I’ve always done the same thing by multiplying a row vector by a column vector of ones.
Paul
on 4 Mar 2021
Tony's trick first came to light in 1990: Loren's Blog. At that time, Matlab had a function named meshdom(), which was functionally the same as today's meshgrid() and TMW changed its implementation to use Tony's trick instead of the outer product. I'm not quite sure when Tony's trick became colloquially known as "Tony's Trick," but it can't have been too much later than that.
Image Analyst
on 4 Mar 2021
Sounds like it's not needed anymore. If @Jacqueline Chrabot has a variable in some state, and she needs to manipulate it to some other state, then she should give us the variable (in a .mat file), and show us what she has and what she wants to get for the output. For example, maybe it's as simple as
v2 = v(1, :)
to use Paul's example. But don't call it "Image Analyst's Trick" since it's no trick - it's just basic indexing.
Walter Roberson
on 4 Mar 2021
Tony's Trick is the pre-repmat way of repeating a vector into a matrix using indexing:
For years, repmat was implemented by using indexing.
Adam Danz
on 4 Mar 2021
The best approach would be store your vector prior to expansion so you don't have to undo it in the first place.
David Goodmanson
on 4 Mar 2021
Edited: David Goodmanson
on 4 Mar 2021
Tony's trick is attributed to Tony Booer of Schlumberger. When a history of Matlab gets written, by all rights he should be in it.

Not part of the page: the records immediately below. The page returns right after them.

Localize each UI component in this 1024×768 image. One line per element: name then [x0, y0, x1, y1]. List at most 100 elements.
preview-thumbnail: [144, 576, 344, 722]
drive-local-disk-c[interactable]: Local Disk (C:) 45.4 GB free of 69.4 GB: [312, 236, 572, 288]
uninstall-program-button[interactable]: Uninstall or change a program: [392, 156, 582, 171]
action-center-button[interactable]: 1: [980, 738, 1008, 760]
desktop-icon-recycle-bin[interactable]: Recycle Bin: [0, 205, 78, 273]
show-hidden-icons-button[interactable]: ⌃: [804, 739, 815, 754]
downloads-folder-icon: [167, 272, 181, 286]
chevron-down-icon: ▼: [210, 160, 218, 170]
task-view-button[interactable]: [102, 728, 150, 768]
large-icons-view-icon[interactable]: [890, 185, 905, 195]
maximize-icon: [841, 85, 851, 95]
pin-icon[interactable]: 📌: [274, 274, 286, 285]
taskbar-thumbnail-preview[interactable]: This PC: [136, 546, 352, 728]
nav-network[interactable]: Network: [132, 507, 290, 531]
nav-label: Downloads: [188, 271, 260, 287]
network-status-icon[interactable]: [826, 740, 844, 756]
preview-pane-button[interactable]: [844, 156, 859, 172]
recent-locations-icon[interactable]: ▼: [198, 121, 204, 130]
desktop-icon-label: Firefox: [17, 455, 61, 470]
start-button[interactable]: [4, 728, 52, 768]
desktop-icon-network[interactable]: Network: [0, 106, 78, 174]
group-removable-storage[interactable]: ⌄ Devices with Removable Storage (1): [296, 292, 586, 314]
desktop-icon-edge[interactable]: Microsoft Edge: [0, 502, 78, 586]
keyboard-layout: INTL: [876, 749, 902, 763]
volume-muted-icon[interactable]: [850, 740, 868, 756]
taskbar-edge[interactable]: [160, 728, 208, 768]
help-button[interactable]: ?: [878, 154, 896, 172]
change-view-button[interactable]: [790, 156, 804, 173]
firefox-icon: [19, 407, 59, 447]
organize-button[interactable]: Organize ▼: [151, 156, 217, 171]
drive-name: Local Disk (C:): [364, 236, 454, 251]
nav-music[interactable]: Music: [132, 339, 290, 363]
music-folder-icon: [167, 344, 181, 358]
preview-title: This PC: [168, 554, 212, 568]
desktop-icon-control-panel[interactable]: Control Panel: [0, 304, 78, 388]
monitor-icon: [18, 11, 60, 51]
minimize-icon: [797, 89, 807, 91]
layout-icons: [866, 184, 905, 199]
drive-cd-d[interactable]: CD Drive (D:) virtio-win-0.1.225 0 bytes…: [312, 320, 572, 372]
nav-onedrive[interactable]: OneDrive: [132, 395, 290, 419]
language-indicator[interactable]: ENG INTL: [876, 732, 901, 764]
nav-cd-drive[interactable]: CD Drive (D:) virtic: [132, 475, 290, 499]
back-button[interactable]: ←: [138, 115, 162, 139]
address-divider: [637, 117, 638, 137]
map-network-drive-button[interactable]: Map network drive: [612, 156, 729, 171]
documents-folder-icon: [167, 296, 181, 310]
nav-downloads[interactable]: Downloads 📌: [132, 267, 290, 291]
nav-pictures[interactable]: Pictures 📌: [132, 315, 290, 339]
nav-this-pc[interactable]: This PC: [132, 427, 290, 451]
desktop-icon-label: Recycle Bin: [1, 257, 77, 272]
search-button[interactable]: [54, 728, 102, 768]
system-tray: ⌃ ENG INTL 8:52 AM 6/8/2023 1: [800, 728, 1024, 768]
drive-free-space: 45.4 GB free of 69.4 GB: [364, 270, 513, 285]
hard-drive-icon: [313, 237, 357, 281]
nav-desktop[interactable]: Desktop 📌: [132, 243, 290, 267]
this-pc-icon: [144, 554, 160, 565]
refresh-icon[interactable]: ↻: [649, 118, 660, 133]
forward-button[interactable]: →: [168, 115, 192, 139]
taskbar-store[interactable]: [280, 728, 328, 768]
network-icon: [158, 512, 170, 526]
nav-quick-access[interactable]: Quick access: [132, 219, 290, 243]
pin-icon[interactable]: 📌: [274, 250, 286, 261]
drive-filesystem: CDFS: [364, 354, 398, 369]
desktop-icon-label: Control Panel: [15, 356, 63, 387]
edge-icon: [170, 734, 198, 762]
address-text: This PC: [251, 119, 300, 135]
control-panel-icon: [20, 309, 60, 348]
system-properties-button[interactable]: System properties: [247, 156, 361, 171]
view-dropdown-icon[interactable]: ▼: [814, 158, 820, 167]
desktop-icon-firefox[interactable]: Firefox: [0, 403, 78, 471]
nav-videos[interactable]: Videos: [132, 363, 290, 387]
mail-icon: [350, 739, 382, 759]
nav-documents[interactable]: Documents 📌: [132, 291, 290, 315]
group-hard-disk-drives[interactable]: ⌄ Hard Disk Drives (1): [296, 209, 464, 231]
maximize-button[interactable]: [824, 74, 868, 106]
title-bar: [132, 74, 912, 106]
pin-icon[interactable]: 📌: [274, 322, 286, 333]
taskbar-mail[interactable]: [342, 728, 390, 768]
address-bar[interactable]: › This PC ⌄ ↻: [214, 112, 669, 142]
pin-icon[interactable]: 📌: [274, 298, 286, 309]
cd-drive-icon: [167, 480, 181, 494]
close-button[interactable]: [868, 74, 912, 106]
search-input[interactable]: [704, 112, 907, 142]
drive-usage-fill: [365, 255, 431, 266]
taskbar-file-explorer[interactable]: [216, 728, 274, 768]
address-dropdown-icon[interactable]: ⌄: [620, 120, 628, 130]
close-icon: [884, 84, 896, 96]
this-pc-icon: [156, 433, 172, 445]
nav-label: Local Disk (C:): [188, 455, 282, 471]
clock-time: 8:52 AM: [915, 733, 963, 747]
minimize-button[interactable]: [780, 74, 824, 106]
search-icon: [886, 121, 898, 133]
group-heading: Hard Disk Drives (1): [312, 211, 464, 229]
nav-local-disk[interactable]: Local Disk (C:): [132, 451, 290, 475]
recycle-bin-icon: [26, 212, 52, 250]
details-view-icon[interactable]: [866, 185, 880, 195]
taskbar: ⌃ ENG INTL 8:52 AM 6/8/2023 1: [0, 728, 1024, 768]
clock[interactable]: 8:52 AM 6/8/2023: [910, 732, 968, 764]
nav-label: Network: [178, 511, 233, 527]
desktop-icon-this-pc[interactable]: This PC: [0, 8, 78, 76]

Here's perhaps the purest example of Tony's trick
a = 6;
b = a(ones(4,5));
b =
6 6 6 6 6
6 6 6 6 6
6 6 6 6 6
6 6 6 6 6
Jacqueline Chrabot
on 5 Mar 2021
Image Analyst
on 5 Mar 2021
I agree with Adam - just save it so you'll have it when you need it again.
Otherwise, attach what you have in a .mat file and tell us what you want to obtain from that variable. It will make it so much easier for people to help you if you give us the variable you're starting with and tell us what you want as the result.